The LVMH Young Fashion Designer was created as an international competition open to students from fine-arts schools. Every year, the winner is awarded a grant to support the creation of the designer's own label and with a year of mentorship.
From 1999 to 2003, he owned Phillips de Pury & Company, an art auction house, and bought out the first French auctioneer, Tajan.
In 2006, Arnault started the building project of the Louis Vuitton Foundation. Dedicated to creation and contemporary art, the building was designed by the architect Frank Gehry. The Foundation's grand opening at the Jardin d'Acclimatation Paris was held on 20 October 2014.
- Commandeur of the Légion d'Honneur (10 February 2007)
- Grand Officer of the Légion d'Honneur (14 July 2011)
- The Woodrow Wilson Award for Global Corporate Citizenship (2011)
- Honorary Knight Commander of the Most Excellent Order of the British Empire (2012)
- The Museum of Modern Art's David Rockefeller Award (March 2014)
His children Delphine, Antoine, Alexandre and Frédéric all have official roles in brands controlled by Arnault along with his niece Stephanie Watine Arnault.
Arnault owned the 70 m (230 ft) converted research vessel Amadeus, which was sold in late 2015. His current 101.5 m (333 ft) yacht Symphony was built in the Netherlands by Feadship.
Request for Belgian nationality
In 2013, it was disclosed that Arnault planned to apply for Belgian citizenship and was considering moving to Belgium.

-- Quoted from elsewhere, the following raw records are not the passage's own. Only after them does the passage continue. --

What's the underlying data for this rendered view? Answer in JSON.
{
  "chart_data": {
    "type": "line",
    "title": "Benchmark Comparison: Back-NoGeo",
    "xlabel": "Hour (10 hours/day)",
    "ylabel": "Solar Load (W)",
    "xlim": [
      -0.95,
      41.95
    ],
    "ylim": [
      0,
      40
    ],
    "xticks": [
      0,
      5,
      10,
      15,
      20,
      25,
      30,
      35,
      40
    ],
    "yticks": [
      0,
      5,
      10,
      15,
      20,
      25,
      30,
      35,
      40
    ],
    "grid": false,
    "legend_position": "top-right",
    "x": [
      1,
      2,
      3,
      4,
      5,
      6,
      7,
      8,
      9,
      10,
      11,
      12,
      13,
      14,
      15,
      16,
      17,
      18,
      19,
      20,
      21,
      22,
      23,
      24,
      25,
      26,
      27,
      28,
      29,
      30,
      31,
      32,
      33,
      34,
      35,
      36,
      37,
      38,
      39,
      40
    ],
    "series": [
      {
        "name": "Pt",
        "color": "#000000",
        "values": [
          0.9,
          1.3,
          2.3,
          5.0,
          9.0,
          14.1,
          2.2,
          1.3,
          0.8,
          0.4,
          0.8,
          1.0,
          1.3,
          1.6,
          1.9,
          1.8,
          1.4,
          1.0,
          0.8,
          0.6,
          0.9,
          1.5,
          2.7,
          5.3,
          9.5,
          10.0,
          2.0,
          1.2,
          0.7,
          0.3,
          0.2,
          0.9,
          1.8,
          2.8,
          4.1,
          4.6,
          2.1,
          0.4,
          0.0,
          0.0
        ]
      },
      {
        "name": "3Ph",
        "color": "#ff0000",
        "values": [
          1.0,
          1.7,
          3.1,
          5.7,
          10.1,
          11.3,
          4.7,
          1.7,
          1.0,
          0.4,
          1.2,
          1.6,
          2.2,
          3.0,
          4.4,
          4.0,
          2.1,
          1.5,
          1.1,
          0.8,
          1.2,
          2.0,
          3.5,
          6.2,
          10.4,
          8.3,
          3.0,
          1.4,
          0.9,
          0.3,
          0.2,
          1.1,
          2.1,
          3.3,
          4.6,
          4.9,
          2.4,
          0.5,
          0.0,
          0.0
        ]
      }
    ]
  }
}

In April 2013, Arnault said that he had been misquoted and that he never intended to leave France: "I repeatedly said that I would stay as a resident in France and that I would continue to pay my taxes.... Today, I decided to remove any ambiguity. I withdraw my request of Belgian nationality. Requesting Belgian nationality was to better protect the foundation that I created with the sole purpose of ensuring the continuity and integrity of the LVMH group if I were to disappear." On 10 April 2013, Arnault announced that he had decided to abandon his application for Belgian citizenship, saying he did not want the move to be misinterpreted as a measure of tax evasion at a time when France faced economic and social challenges. Arnault also stated that several employees requested to leave France for tax purposes, that he declined their requests, and that "the 75% tax would not raise a lot of revenue but should prove less divisive now that it was set to be levied on firms rather than people and only due to stay in place for two years."